4 weeks before – Use your weekly presentation to let members know that you are speaking in 4 weeks’ time. Ask for ideas for what members would like to hear about. Follow up the request with an email they can reply to with ideas.

2 weeks before – Use your weekly presentation to mention that your Feature Presentation is in 2 weeks’ time and advise what you will be talking about. Ask members to invite suitable visitors to hear your presentation. An example of this would be to invite landlords to the Feature Presentation by the Property Manager.

1 week before – Prepare and practise your presentation. Be ready to step in should the speaker due to present the week before you have to reschedule. Prepare your speaker’s bio – To give to the Education Co-Ordinator to introduce you.
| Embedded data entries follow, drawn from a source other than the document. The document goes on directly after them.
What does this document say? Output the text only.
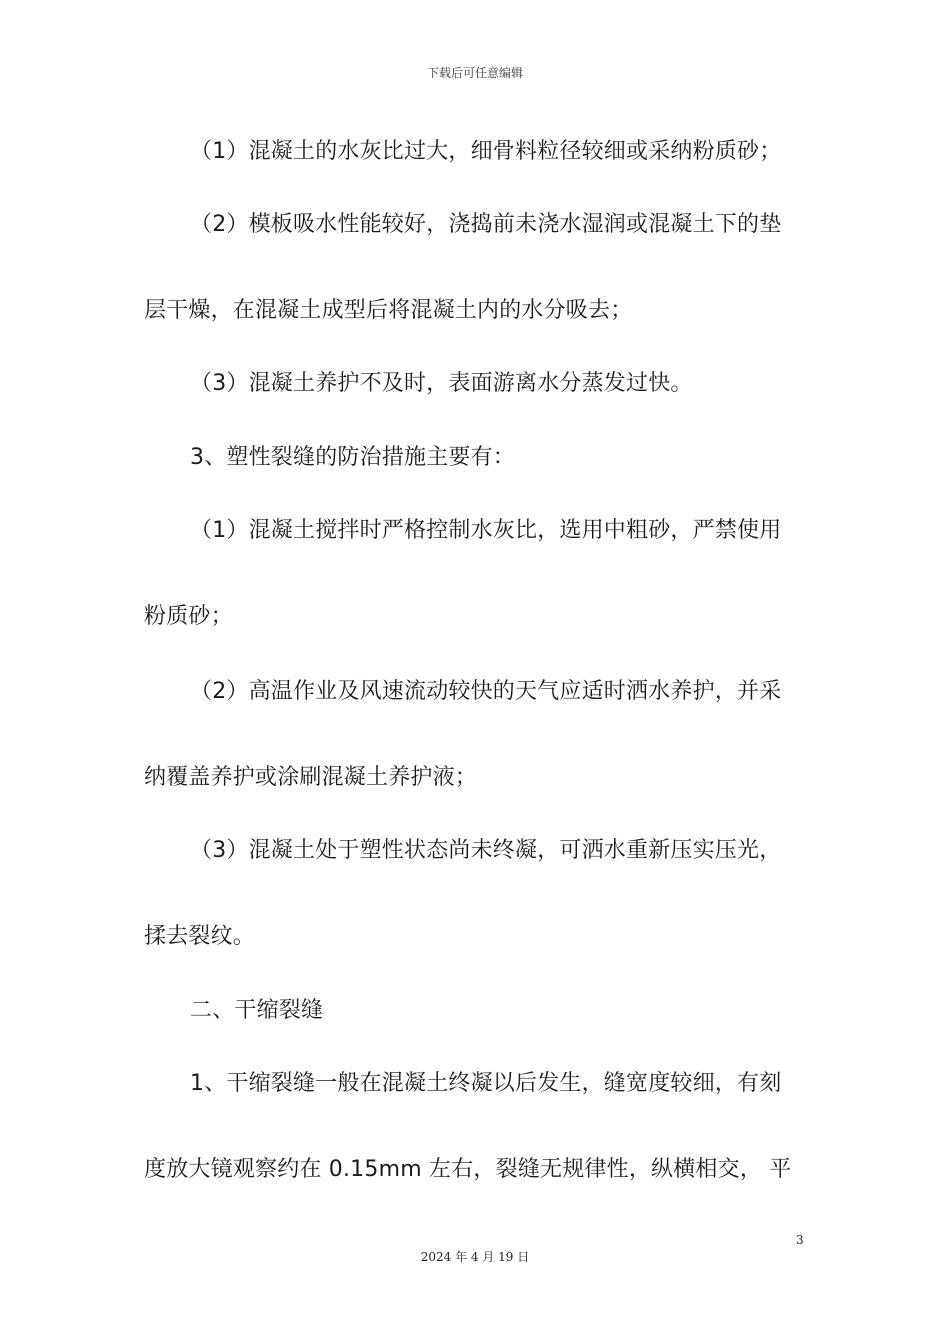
下载后可任意编辑
（1）混凝土的水灰比过大，细骨料粒径较细或采纳粉质砂；
（2）模板吸水性能较好，浇捣前未浇水湿润或混凝土下的垫
层干燥，在混凝土成型后将混凝土内的水分吸去；
（3）混凝土养护不及时，表面游离水分蒸发过快。
3、塑性裂缝的防治措施主要有：
（1）混凝土搅拌时严格控制水灰比，选用中粗砂，严禁使用
粉质砂；
（2）高温作业及风速流动较快的天气应适时洒水养护，并采
纳覆盖养护或涂刷混凝土养护液；
（3）混凝土处于塑性状态尚未终凝，可洒水重新压实压光，
揉去裂纹。
二、干缩裂缝
1、干缩裂缝一般在混凝土终凝以后发生，缝宽度较细，有刻
度放大镜观察约在 0.15mm 左右，裂缝无规律性，纵横相交， 平
3
2024 年 4 月 19 日
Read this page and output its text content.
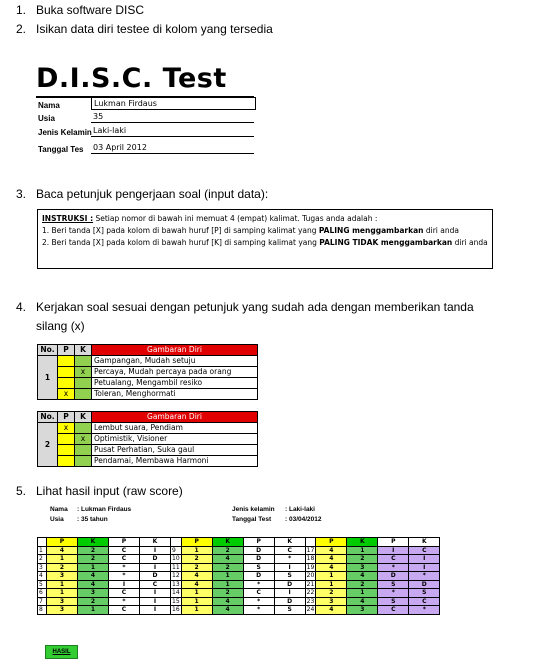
1. Buka software DISC
2. Isikan data diri testee di kolom yang tersedia
D.I.S.C. Test
Nama	Lukman Firdaus
Usia	35
Jenis Kelamin Laki-laki
Tanggal Tes 03 April 2012
3. Baca petunjuk pengerjaan soal (input data):
INSTRUKSI : Setiap nomor di bawah ini memuat 4 (empat) kalimat. Tugas anda adalah :
1. Beri tanda [X] pada kolom di bawah huruf [P] di samping kalimat yang PALING menggambarkan diri anda
2. Beri tanda [X] pada kolom di bawah huruf [K] di samping kalimat yang PALING TIDAK menggambarkan diri anda
4. Kerjakan soal sesuai dengan petunjuk yang sudah ada dengan memberikan tanda
silang (x)
No.	P	K	Gambaran Diri
1			Gampangan, Mudah setuju
		x	Percaya, Mudah percaya pada orang
			Petualang, Mengambil resiko
	x		Toleran, Menghormati
No.	P	K	Gambaran Diri
2	x		Lembut suara, Pendiam
		x	Optimistik, Visioner
			Pusat Perhatian, Suka gaul
			Pendamai, Membawa Harmoni
5. Lihat hasil input (raw score)
Nama : Lukman Firdaus
Usia : 35 tahun
Jenis kelamin : Laki-laki
Tanggal Test : 03/04/2012
	P	K	P	K		P	K	P	K		P	K	P	K
1	4	2	C	I	9	1	2	D	C	17	4	1	I	C
2	1	2	C	D	10	2	4	D	*	18	4	2	C	I
3	2	1	*	I	11	2	2	S	I	19	4	3	*	I
4	3	4	*	D	12	4	1	D	S	20	1	4	D	*
5	1	4	I	C	13	4	1	*	D	21	1	2	S	D
6	1	3	C	I	14	1	2	C	I	22	2	1	*	S
7	3	2	*	I	15	1	4	*	D	23	3	4	S	C
8	3	1	C	I	16	1	4	*	S	24	4	3	C	*
HASIL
Include different information in your Bio that is not already going to be mentioned in your presentation. Organise your door prize – Choose something that gives the winner an experience of your business rather than a lunch or a bottle of wine (unless you sell wine).

The Presentation

The golden rule of presentations is telling them what you are going to tell them, use this to create curiosity, and then at the end tell them what you told them by summarising.

If it is your first presentation, about 1/3 of the presentation should be about you personally: your achievements, previous experience, or careers and a little about your family.

After that, open with your “why”. Why you do what you do, beyond just for the money. Telling your story, can help calm your nerves.

Next talk about your bread and butter products or services. The problems you help with and how you solve them, with one or two case studies, these lead to the specific referral requests at the end of your presentation.

Practising your presentation in front of someone will make sure you get the timing right and help develop your confidence.

In general, avoid death by PowerPoint, use 5-6 slides maximum. Graphics and images are better than words, try not to read from your slides, use bullet point reminders.


And remember “unplugged” presentations can be very powerful. Think outside the square and engage the audience with questions, quizzes, prizes.

On the Day

Remember your door prize.

Be especially early the morning of your presentation and check the technology works, especially if you are using video.

Bring a printed copy of your presentation if you are using PowerPoint in case the technology fails completely.

Use your weekly presentation to announce that you are the feature presenter today and briefly cover what you will be talking about rather than a standard weekly presentation.

If you want to answer questions, make sure you leave time for those. Your presentation time includes time for questions, there is not additional time for questions.

Post Presentation

Email the chapter thanking them for their time. Remind them of the referrals you are looking for and attach a copy of your presentation if appropriate.

Summary

Your feature presentation is a golden opportunity to increase the members’ understanding of you and your business. Prior preparation and practise will help you to make the most of the opportunity.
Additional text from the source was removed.